La proposta

In vista del referendum del 22-23 marzo 2026, Meritocrazia Italia chiede il voto elettronico per i fuorisede

Anche a questa consultazione chi non è residente non potrà votare: la proposta di MI per ovviare al problema e garantire a tutti la partecipazione

In vista del referendum del 22-23 marzo 2026, Meritocrazia Italia chiede il voto elettronico per i fuorisede

Il referendum sulla separazione delle carriere è ormai alle porte, ma non tutti potranno esercitare il diritto di voto, che dovrebbe consentire ai cittadini di essere parte attiva nel determinare le scelte politiche che definiscono il futuro del Paese.

Nell’ordinamento giuridico italiano il voto è quasi sempre radicato alla residenza dell’elettore, salvo casi eccezionali. 

Negli ultimi due anni sono state condotte due elezioni “sperimentali” (nel 2024 con le elezioni Europee e nel 2025 con i quesiti referendari in materia lavoro e cittadinanza italiana), durante le quali i fuorisede hanno potuto votare presso il Comune di domicilio temporaneo sito in una provincia diversa da quella di iscrizione elettorale. Un’opportunità non prevista per la prossima votazione referendaria. Nessuna possibilità di voto “fuorisede”. Sia la Camera dei Deputati che il Senato della Repubblica hanno respinto tutti gli emendamenti proposti al decreto elezioni 2026.

Questo è tanto più grave se si considera che, per i giorni del 22 e 23 marzo, numerosi dipendenti dell’amministrazione della Giustizia, in particolare Ispettori del Ministero della Giustizia, risulteranno impegnati in missioni di servizio fuori sede (attività ispettive presso Procure e Tribunali), vale a dire che a tali cittadini sarà preclusa la possibilità di votare. Si aggiungono ai tantissimi studenti lontani dal proprio paese di origine, che lì hanno conservato la loro residenza.

Così alcuni cittadini potranno liberamente votare e altri saranno impossibilitati a farlo. Nel caso di ragioni di servizio, in molti saranno posti davanti alla necessità di adempiere ad un dovere (lavorativo) posponendo il dovere civico.
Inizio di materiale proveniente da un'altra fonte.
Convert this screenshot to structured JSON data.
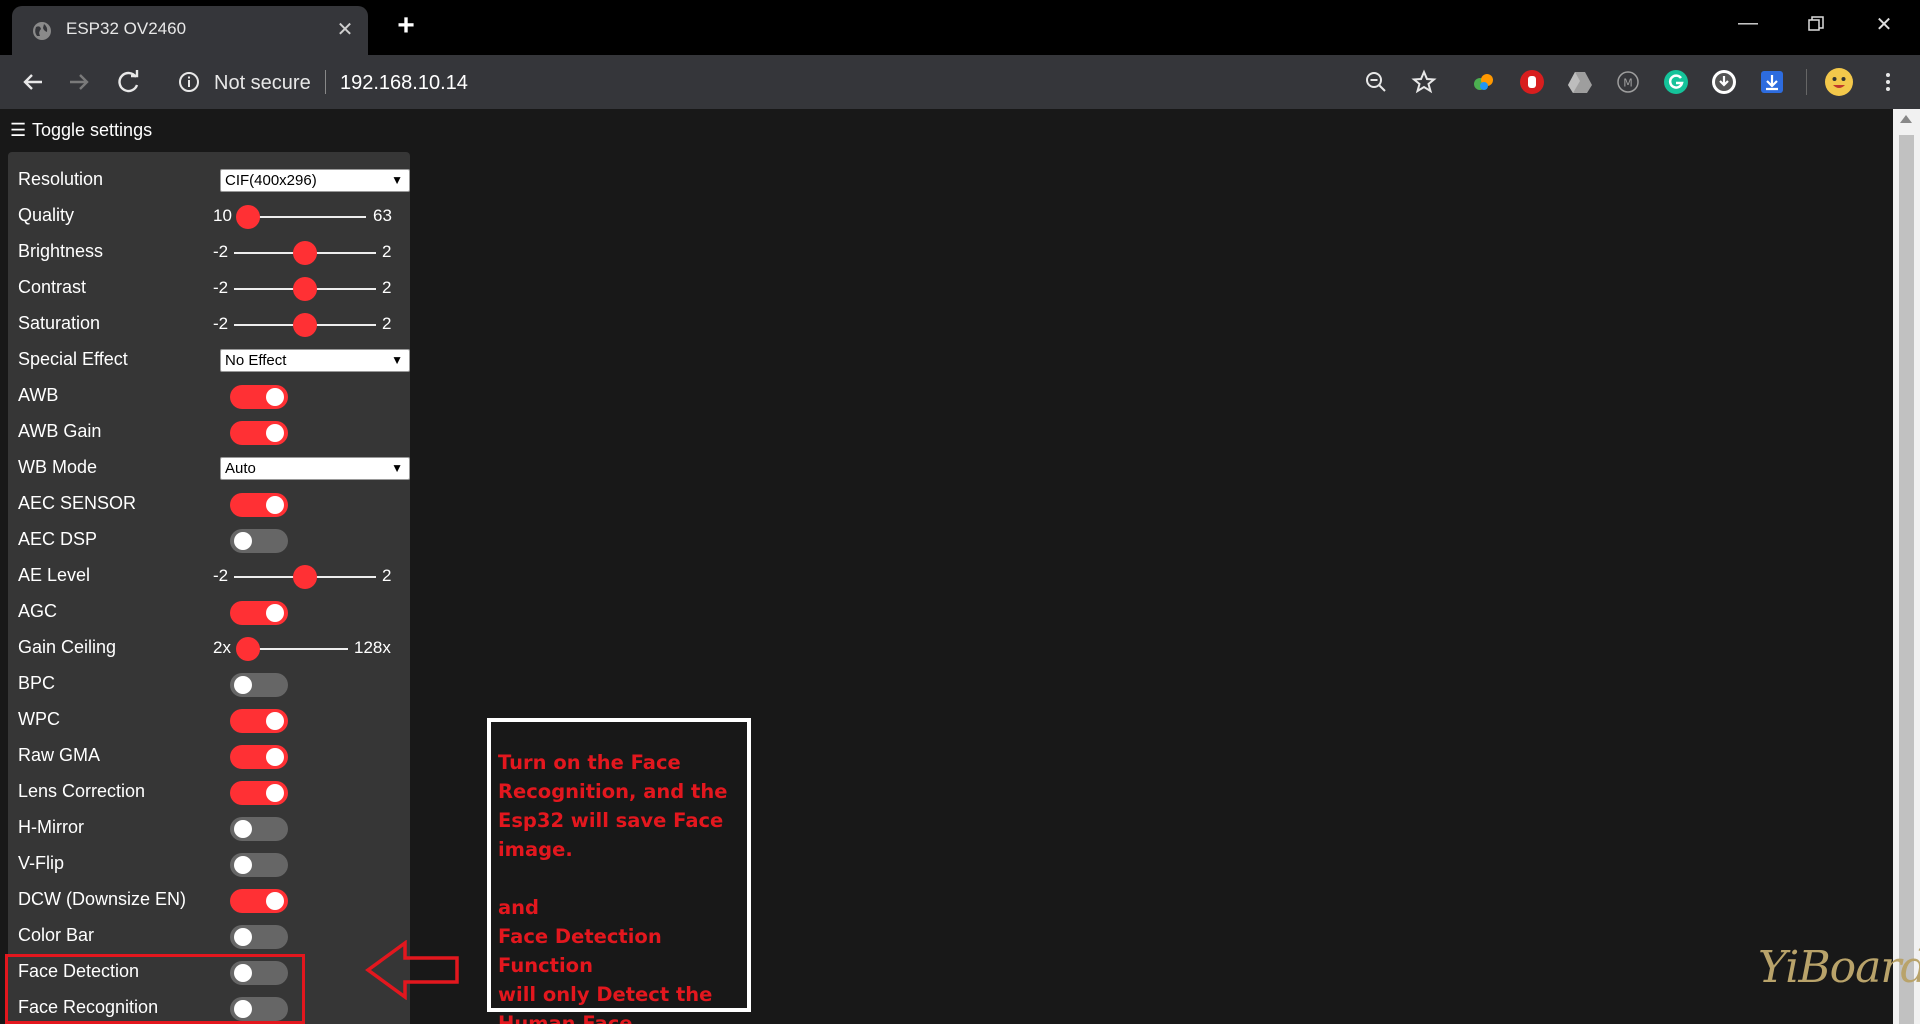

Sin dal 2014 giace in Parlamento un disegno di legge volto all’introduzione di una specifica normativa sul voto dei fuorisede, applicabile – potenzialmente – a ogni singola votazione cui è chiamata la cittadinanza. Parimenti, nel 2024 venne proposto un disegno di legge delega per far sì che il Governo adottasse le misure necessarie all’introduzione di una specifica disciplina. Entrambe le proposte sono in una fase di stallo.

Questo stato di cose pesa moltissimo in un tempo in cui la partecipazione al voto è ai minimi storici e a vincere è sempre l’astensionismo. È in forse il sistema democratico del Paese.

Eppure una soluzione di pronta attuabilità c’è: il voto elettronico.

Meritocrazia Italia, già nel 2023, aveva espresso e chiarito gli evidenti vantaggi che tale sistema avrebbe prodotto: economicità, maggiore protezione dai brogli, conformità alle indicazioni europee per il rispetto dei principi di democraticità e tutela dei diritti civili e politici e, infine, la soluzione definitiva all’astensionismo.

A oggi, e incredibilmente, il voto elettronico non è neppure entrato nel dibattito parlamentare, ancora impegnato a discutere dei fuorisede. Così, dunque, i gruppi politici risultano divisi su una “soluzione” che già si è dimostrata inadeguata, ignorando una riforma che permetterebbe di ottenere una mole di vantaggi incalcolabili.

Meritocrazia Italia esorta il Parlamento a intervenire per assicurare reale parità di trattamento e uguaglianza a tutti i cittadini e pari opportunità di partecipazione democratica alle scelte del Paese.